Solo il “Cristoforo Colombo” di Genova ha 35 persone ancora in cassa integrazione, almeno fino a settembre. Ora, dal 15 giugno, con la riapertura dei primi voli europei,

si dovrebbe lentamente tornare alla normalità, ma quanto è stato perso?
Il trasporto aereo è uno dei settori più colpiti dall’emergenza coronavirus. A dimostrarlo non solo i fatturati in picchiata delle varie compagnie aeree internazionali, ma anche i dati sugli aeroporti, rimasti chiusi o semi-deserti a causa delle restrizioni sugli spostamenti interni ed esteri.

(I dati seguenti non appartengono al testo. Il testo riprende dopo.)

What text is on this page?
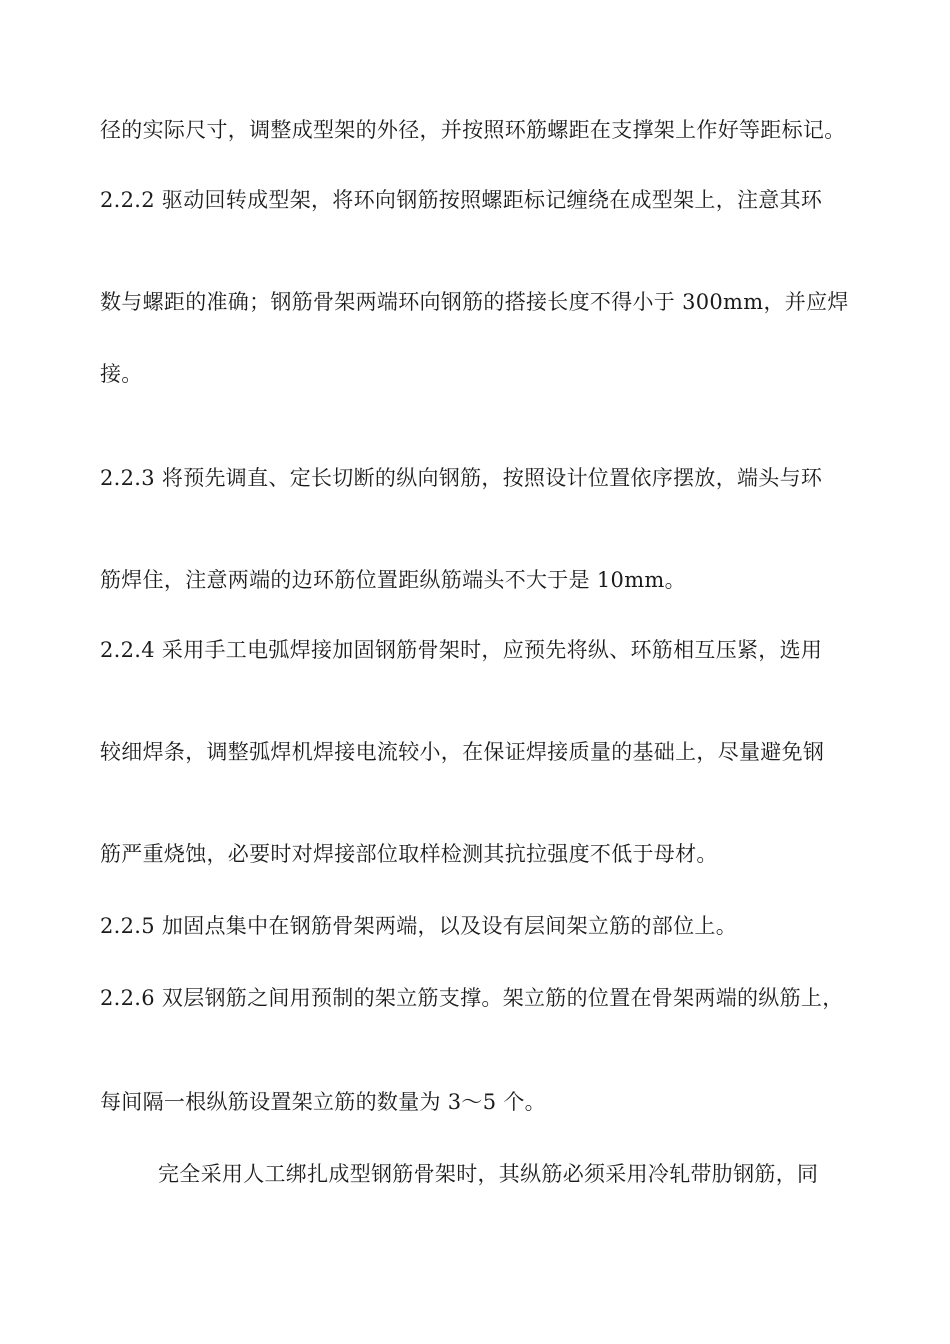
径的实际尺寸，调整成型架的外径，并按照环筋螺距在支撑架上作好等距标记。
2.2.2 驱动回转成型架，将环向钢筋按照螺距标记缠绕在成型架上，注意其环
数与螺距的准确；钢筋骨架两端环向钢筋的搭接长度不得小于 300mm，并应焊
接。
2.2.3 将预先调直、定长切断的纵向钢筋，按照设计位置依序摆放，端头与环
筋焊住，注意两端的边环筋位置距纵筋端头不大于是 10mm。
2.2.4 采用手工电弧焊接加固钢筋骨架时，应预先将纵、环筋相互压紧，选用
较细焊条，调整弧焊机焊接电流较小，在保证焊接质量的基础上，尽量避免钢
筋严重烧蚀，必要时对焊接部位取样检测其抗拉强度不低于母材。
2.2.5 加固点集中在钢筋骨架两端，以及设有层间架立筋的部位上。
2.2.6 双层钢筋之间用预制的架立筋支撑。架立筋的位置在骨架两端的纵筋上，
每间隔一根纵筋设置架立筋的数量为 3～5 个。
完全采用人工绑扎成型钢筋骨架时，其纵筋必须采用冷轧带肋钢筋，同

Secondo i dati raccolti da Assoaeroporti tra marzo e maggio gli scali italiani hanno perso 45 milioni di passeggeri rispetto allo stesso periodo del 2019. “È il peggior calo di sempre, siamo in presenza di tre mesi di blocco totale del trasporto aereo”, dichiara il Presidente di Assaeroporti Fabrizio Palenzona.”

Parlando dei singoli mesi, il peggiore, secondo le proiezioni, è stato proprio maggio, mese in cui gli aeroporti italiani hanno perso 17 milioni di passeggeri. In caduta libera anche aprile, che fa segnare -16 milioni, mentre a marzo, il calo è stato leggermente inferiore, pari a 12 milioni di passeggeri, per via del fatto che le restrizioni sono entrate in vigore solo a metà mese. 

Numeri che hanno avuto ripercussioni pesantissime sui lavoratori del settore. Assaeroporti comunica infatti che i gestori hanno chiesto la cassa integrazione per oltre 10.000 dipendenti delle società di gestione. A rischio anche gli investimenti per lo sviluppo del sistema aeroportuale nazionale che erano programmati prima che l’esplosione della pandemia di Covid-19 travolgesse tutti i principali Paesi internazionali. “Alcuni scali, soprattutto quelli di minori dimensioni che svolgono un ruolo importante per lo sviluppo dei territori e per la mobilità di cittadini e imprese, sono a rischio sopravvivenza”, denuncia l’associazione di categoria.